コベナンツ

英語: Covenants
分類: 契約

コベナンツは、本来の英語(covenant)では、契約や盟約、誓約、合意、捺印証書、条項、特約といった意味があります。これは、金融機関(資金供給者)においては、融資や社債などの取り組み(組成)にあたり、契約内容に記載する一定の特約条項(義務・制限等)のことをいいます。

一般にコベナンツは、組成した融資(シンジケートローン、ノンリコースローン、LBOローン等)や社債などで資金供給者側に不利益が生じた場合に、契約解除や条件変更ができるようにするため、契約条項に盛り込まれるものとなっています。

目次:コンテンツ構成

コベナンツの具体例

例えば、銀行のシンジケートローンでは、原則、銀行取引約定書の適用対象外であり、また無担保・無保証の契約もあることから、参加金融機関として融資先(資金調達先)の業況や財務内容を確認(モニタリング)することが必要になり、「コベナンツ」が契約書内に記載されます。

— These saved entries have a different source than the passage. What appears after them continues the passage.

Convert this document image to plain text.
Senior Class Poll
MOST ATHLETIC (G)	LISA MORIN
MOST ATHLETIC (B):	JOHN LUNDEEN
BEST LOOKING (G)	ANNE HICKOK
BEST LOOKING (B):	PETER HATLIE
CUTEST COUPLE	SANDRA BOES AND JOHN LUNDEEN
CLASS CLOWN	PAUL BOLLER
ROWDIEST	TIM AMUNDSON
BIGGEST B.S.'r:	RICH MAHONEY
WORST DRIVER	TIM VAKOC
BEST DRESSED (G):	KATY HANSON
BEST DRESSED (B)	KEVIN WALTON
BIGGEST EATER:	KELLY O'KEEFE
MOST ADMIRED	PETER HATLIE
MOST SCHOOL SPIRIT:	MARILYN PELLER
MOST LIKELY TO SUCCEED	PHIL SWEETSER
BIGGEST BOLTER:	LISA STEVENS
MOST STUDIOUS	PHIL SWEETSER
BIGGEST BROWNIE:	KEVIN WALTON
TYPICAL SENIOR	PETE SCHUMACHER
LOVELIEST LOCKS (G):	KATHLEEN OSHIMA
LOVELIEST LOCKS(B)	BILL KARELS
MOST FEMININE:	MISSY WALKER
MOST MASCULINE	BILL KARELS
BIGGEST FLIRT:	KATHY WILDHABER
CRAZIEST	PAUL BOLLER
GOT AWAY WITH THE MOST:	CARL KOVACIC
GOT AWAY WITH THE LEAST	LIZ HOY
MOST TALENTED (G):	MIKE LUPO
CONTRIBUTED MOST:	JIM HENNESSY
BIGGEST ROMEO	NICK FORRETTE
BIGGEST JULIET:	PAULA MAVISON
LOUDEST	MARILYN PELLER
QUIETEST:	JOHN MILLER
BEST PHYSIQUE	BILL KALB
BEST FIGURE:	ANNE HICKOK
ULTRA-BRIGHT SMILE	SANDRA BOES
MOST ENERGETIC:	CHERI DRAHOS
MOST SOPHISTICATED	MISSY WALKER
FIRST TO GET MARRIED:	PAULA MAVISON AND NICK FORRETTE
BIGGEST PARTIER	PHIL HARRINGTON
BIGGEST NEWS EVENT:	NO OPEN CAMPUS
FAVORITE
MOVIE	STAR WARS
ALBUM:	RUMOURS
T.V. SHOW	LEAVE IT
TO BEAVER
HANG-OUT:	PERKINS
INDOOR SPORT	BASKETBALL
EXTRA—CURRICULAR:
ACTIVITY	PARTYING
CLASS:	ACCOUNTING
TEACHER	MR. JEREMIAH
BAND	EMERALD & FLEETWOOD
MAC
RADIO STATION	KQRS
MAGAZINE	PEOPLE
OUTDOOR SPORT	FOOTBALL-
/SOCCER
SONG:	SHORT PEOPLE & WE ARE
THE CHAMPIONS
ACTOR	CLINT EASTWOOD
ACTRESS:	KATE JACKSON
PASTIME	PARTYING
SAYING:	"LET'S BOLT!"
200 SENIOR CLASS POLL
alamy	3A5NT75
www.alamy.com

通常、コベナンツの主要なものとして、報告・情報提供義務条項や担保制限条項(ネガティブ・プレッジ条項)、資産譲渡制限条項(アセット・ディスポーザル条項)、財務制限条項、格付維持条項、事業維持条項、財政維持条項などがあります。

コベナンツの各種活用

コベナンツは、大型の資金調達だけでなく、不動産担保や第三者保証に依存しない通常の融資でも活用されることがあり、これについては「コベナンツ条項付融資」などと呼ばれます。

現在、日本では、コベナンツ条項付融資は、まだ一部の金融機関でしか取り扱われていませんが、その仕組みは、借入を希望する企業が担保や保証を提供する代わりに一定の財務比率等について金融機関にその遵守を約束し、一方で金融機関はそれを前提に融資を実行し、もし企業がその約束に違反した場合は融資を回収するのが原則となっています。

また、コベナンツは、融資の他に、M&Aにおいても活用されており、具体的には、契約締結日からクロージング日の間、およびクロージング日以降に、各当事者が行うべき行為や逆にしてはならない禁止事項を規定する条項として、契約書内に記載されています。